Kolejne pożegnanie. Z wielkim żalem, smutkiem i bólem żegnamy Panią Barbarę Kuracińską, naszą drogą sąsiadkę, Panią Basię. To smutne i trudne do przyjęcia, bo chociaż wiemy, że jest czas narodzin i czas śmierci, ale tak naprawdę, nigdy nie jesteśmy przygotowani na to, że to stanie się już, że dotyczyć będzie naszych bliskich. Życie śp. Pani Basi było długie, zmarła w wieku 93 lat, drogi, po których szła kręte i wyboiste, miasta przydrożne większe i mniejsze. W których była najszczęśliwsza? Pewno tam, gdzie mieszkała z całą swoją rodziną. Na ostatni etap swojego życia wybrała Kraków i Dom Zasłużonego Kombatanta i jestem pewna, że tutaj wśród życzliwych sąsiadów, a w ostatnich latach przy swojej córce Ani i w otoczeniu ogrodu, który był dla Niej oazą zieleni, barw, wypełnioną wokalizą ptaków, czuła się bezpieczna i szczęśliwa. Po ścieżkach tego ogrodu spacerowała od wiosny do późnej jesieni, a czasem też w zimie. To piękne zdjęcie pochodzi z ostatniej jesieni, uśmiechnięta, podziwia piękne fioletowe michałki, rosnące przy ścieżce, po której spacerowała. Dzisiaj możemy powiedzieć, że w takim nastroju żegnała się z nami i chciała abyśmy taką Ją zachowali w pamięci. Miała swój ulubiony zakątek w ogrodzie, z ławeczką, na której siadywała szepcząc pacierze. Jesienią zasadziliśmy na tym skrawku ziemi przed ławeczką tulipany, z nadzieją, że się ucieszy jak na wiosnę zakwitną. Po Jej śmierci, na metalowym kwietniku przed tą ławeczką postawiliśmy kosz pełen wiosennych kwiatów z napisem na szarfie – Pamięci Pani Basi od nas, Obrońców Ogrodu.

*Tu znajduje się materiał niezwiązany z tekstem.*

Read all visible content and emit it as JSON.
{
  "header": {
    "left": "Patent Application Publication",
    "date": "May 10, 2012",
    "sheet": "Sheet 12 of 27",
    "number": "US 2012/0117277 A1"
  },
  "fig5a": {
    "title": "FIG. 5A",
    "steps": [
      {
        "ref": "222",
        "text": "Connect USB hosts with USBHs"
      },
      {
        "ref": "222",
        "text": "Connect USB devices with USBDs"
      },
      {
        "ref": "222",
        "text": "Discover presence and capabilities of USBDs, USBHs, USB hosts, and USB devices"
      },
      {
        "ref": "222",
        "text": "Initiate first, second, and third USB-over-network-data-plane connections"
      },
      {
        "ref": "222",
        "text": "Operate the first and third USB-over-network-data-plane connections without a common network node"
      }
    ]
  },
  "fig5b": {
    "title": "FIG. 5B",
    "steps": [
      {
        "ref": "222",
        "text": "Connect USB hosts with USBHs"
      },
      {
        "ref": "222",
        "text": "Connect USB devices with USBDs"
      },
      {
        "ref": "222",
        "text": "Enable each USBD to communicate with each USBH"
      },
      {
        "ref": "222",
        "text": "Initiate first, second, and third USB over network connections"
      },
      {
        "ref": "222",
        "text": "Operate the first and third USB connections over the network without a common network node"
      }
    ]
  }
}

Była piękną kobietą, zawsze elegancko ubrana, pachnąca klasycznymi perfumami Chanel 5, skromną, wrażliwą, życzliwą, mądrością długiego życia dzieliła się z nami. Patrzyłam z podziwem na Jej wyprostowaną sylwetkę, uśmiechniętą zawsze twarz i zastanawiałam się jak to możliwe, że traumatyczne przeżycia młodości nie odcisnęły się na Niej piętnem smutku, depresji, wycofania. Bo jako 16 letnia dziewczyna dostała się do niemieckiego obozu koncentracyjnego w Lublinie, tzw. Majdanek i chociaż na szczęście była tam więziona niedługo, kilka miesięcy, i ocalała, to te przeżycia musiały głęboko wryć się w Jej pamięć. Ale nie chciała o tym mówić. Kiedy pytałam Ją o tamten czas mówiła, ja byłam krótko, proszę zapytać Halinki (chodzi o śp. Halinę Pawełczyk), która była tak długo na Syberii. Z pewnością była, tak ja inni więźniowie obozów koncentracyjnych i Sybiracy, dotknięta KZ syndromem tzw. astenią poobozową. Nie chciała o tamtych wojennych przeżyciach opowiadać nawet najbliższym. Dlaczego? Może pragnęła wymazać tamten dramatyczny czas z pamięci, ale może też nie chciała przekazać swojej traumy dzieciom, wnukom i prawnukom? Jeżeli tak było, to do Jej pięknych cech charakteru należy dodać jeszcze siłę i miłość do rodziny. A tę siłę dał Jej Bóg, do którego tak żarliwie, nieustająco się modliła. Serce Jej było wrażliwe na dramaty ludzkie, o czym świadczy Jej życzenie, aby zamiast kwiatów na Jej pogrzebie wesprzeć organizację, która opiekuje się dziećmi dotkniętymi trądem w Indiach.
Była otoczona miłością dzieci wnuków i prawnuków i dawała miłość.
Świeca gromniczna prawie wypalona, była świecona przy każdym pożegnaniu, a płomień migotał poruszany naszymi oddechami kiedy odmawialiśmy kolejny raz Koronkę do Miłosierdzia Bożego w intencji tych, którzy od nas odeszli. Tym razem za śp. Panią Basię.
Żegnamy Panią Basię z nadzieją, ze była szczęśliwa żyjąc wśród nas. Będziemy pamiętać i wspominać.